Former Chief Executive Officer of the Ghana National Petroleum Corporation (GNPC), Tsatsu Tsikata says former President John Kufuor was virtually a “debt collector” for French Bank Societe Generale (SG) as far as the Corporation's indebtedness to the Bank was concerned.
“…Certain steps had been taken completely outside the framework of the GNPC law in terms of how it was alleged that the Government had decided that Societe Generale should be paid certain monies and the ways in which those monies were paid and so on because it looked as if rather unusually, the president of the Republic himself was becoming the debt collector for Societe Generale”, Tsikata told the Judgment Debt Commission Tuesday.
He said he was befuddled by the turn of events as far as the Government of Ghana’s involvement in collecting a judgment debt award for Societe General.
“…When did the president of the Republic of Ghana become a debt collector for anybody, you know, much less a French Bank or the Attorney General or the Minister of Energy or his Deputy for that matter”, he wondered.
Mr.

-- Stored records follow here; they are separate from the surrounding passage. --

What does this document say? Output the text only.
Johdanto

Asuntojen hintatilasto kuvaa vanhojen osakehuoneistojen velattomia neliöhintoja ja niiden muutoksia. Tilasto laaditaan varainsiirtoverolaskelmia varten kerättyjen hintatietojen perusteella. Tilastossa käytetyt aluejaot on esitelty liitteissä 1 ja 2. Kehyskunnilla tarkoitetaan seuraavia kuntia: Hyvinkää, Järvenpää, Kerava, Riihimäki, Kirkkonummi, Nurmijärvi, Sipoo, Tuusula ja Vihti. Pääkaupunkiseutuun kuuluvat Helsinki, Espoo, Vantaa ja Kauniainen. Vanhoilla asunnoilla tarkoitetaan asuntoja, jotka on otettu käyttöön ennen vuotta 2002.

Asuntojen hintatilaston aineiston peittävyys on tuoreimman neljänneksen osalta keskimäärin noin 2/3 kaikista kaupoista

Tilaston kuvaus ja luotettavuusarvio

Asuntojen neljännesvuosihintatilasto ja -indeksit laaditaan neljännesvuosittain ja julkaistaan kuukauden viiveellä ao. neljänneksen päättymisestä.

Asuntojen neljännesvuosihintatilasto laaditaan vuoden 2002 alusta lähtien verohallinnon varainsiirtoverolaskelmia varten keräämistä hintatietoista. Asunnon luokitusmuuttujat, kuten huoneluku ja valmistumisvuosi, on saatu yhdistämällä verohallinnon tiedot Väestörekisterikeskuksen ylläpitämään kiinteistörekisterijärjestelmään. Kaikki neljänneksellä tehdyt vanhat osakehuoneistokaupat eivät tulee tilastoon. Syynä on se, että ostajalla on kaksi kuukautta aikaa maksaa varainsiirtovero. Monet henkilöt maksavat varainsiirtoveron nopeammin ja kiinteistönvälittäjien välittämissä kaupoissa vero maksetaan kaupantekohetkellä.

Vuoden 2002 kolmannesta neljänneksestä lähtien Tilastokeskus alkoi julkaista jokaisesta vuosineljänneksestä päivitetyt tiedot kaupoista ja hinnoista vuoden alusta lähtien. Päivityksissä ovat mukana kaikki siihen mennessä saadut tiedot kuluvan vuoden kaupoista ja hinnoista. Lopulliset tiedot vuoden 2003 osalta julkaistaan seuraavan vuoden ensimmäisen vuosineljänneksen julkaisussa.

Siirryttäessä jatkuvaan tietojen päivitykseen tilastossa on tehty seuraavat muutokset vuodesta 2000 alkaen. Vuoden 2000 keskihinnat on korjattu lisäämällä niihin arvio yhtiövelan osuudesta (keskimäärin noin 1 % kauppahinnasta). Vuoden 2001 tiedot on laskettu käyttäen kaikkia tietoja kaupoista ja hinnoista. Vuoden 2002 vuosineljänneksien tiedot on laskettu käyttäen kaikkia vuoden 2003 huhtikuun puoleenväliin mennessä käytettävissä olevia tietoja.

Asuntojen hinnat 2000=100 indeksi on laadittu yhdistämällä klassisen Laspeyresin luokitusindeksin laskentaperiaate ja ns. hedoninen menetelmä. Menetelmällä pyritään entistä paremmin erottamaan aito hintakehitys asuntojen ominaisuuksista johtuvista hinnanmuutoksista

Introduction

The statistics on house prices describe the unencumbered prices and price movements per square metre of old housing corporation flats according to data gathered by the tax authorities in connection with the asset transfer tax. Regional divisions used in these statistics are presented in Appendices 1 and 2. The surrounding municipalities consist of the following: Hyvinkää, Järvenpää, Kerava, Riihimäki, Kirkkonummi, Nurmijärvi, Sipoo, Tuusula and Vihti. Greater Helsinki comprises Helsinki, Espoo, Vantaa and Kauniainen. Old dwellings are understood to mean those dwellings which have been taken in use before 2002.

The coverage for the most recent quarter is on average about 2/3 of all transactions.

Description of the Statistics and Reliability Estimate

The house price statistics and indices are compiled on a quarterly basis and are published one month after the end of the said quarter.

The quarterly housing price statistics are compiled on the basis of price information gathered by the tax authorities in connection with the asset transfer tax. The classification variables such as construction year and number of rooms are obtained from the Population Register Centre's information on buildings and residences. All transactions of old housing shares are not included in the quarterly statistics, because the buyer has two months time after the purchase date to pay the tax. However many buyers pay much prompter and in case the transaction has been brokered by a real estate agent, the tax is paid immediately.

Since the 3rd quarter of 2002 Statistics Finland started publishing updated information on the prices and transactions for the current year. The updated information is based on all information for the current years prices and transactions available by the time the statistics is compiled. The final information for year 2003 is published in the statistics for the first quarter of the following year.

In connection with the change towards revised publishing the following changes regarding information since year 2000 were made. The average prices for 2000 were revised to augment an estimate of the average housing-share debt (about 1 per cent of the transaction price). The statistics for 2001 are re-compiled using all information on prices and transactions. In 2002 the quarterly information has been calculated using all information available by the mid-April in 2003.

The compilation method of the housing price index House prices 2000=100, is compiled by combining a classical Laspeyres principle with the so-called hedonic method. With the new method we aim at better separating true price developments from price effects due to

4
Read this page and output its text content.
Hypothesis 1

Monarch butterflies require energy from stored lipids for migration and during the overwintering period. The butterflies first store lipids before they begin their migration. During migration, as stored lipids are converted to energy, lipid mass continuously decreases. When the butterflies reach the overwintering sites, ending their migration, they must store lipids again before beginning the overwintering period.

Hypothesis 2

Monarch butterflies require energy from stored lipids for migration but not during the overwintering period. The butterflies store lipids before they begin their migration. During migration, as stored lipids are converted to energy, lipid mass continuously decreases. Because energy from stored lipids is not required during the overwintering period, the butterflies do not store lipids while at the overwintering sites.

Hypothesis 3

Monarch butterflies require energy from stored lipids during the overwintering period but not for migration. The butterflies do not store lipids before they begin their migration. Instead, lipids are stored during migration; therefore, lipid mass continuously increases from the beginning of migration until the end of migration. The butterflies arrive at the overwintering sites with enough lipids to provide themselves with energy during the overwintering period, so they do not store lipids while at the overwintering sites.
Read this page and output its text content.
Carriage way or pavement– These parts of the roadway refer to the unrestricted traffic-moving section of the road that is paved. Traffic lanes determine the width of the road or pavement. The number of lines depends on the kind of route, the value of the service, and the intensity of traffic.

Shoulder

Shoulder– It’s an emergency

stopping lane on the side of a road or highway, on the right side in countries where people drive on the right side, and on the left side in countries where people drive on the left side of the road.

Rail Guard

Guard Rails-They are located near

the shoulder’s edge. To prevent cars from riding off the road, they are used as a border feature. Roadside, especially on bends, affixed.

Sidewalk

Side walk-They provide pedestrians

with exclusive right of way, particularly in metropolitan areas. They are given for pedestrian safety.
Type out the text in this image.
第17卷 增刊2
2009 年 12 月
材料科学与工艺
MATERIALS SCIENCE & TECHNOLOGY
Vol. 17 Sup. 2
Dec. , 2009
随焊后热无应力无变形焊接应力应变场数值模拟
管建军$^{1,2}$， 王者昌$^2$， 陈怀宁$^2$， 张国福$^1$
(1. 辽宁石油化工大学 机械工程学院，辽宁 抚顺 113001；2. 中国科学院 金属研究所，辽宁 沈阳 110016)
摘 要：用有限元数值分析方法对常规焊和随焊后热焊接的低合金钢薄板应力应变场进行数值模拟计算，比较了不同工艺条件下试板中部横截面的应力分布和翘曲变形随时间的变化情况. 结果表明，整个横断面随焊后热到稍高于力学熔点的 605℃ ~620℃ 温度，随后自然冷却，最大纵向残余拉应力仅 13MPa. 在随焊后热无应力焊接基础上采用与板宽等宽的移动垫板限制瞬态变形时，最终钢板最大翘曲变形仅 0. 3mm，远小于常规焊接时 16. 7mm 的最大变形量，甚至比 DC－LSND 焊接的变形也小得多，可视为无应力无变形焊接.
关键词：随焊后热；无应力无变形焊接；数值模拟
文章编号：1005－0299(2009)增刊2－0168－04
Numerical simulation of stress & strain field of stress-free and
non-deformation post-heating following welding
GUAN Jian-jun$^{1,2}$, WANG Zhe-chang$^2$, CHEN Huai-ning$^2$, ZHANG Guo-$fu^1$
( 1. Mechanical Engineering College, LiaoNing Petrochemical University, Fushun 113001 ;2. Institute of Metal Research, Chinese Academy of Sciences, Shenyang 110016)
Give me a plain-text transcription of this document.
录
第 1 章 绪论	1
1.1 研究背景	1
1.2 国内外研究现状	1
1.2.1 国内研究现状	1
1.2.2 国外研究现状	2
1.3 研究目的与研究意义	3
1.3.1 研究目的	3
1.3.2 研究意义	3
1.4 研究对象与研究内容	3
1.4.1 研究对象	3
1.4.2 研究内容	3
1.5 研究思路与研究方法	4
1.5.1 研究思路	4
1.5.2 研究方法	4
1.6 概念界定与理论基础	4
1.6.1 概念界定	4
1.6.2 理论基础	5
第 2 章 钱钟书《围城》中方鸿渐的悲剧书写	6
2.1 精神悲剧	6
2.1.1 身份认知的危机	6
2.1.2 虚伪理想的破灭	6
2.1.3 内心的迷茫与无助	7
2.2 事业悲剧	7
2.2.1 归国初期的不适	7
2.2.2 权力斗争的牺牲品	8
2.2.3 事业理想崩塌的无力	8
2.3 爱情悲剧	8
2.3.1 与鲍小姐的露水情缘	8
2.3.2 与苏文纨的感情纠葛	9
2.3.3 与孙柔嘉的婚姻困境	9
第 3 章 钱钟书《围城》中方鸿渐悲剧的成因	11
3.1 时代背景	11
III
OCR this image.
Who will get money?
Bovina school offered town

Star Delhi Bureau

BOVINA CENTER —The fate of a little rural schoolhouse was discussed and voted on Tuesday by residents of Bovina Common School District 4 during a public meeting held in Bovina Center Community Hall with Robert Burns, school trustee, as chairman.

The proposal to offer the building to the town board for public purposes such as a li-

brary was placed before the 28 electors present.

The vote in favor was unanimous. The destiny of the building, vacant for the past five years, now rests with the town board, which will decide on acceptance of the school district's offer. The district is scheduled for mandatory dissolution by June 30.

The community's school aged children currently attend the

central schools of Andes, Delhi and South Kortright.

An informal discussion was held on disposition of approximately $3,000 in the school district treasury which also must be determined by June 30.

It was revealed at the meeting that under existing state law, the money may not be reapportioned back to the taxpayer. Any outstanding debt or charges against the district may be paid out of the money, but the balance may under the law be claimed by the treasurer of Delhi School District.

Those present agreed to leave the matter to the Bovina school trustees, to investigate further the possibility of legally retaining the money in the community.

Tsikata, who was testifying about GNPC’s indebtedness to Societe General, which allegedly compelled the selling of its drillship to defray the debt, also told the Commission that: “As of December 2000 when I left GNPC, there was neither a judgment nor a judgment debt against the GNPC or Government of Ghana”.
According to him, Societe Generale had earlier made a claim of $40m on which the GNPC counterclaimed and resisted.
He said the French Bank claimed the debt arose from a series of transactions spanning from 1997.
The ship was sold for US$24m. US$19.5Million of the sale proceeds was used to pay off a default judgment debt slapped against the GNPC in favour of Societe Generale by an English Court.
US$900,000 was deposited into an escrow account to settle GNPC’s indebtedness to some of its creditors and suppliers while US$100,000 was used to pay legal fees concerning the sale transaction.
However, US$3.5Million of the US$24Million is still unaccounted for.
Former Energy Minister, Albert Kan-Dapaah and his Deputy, K.T. Hammond both told the Commission Monday that the money was deposited into an account of the Government of Ghana at the Ghana International Bank in London on the orders of the then acting High Commissioner, Chris Kpodo.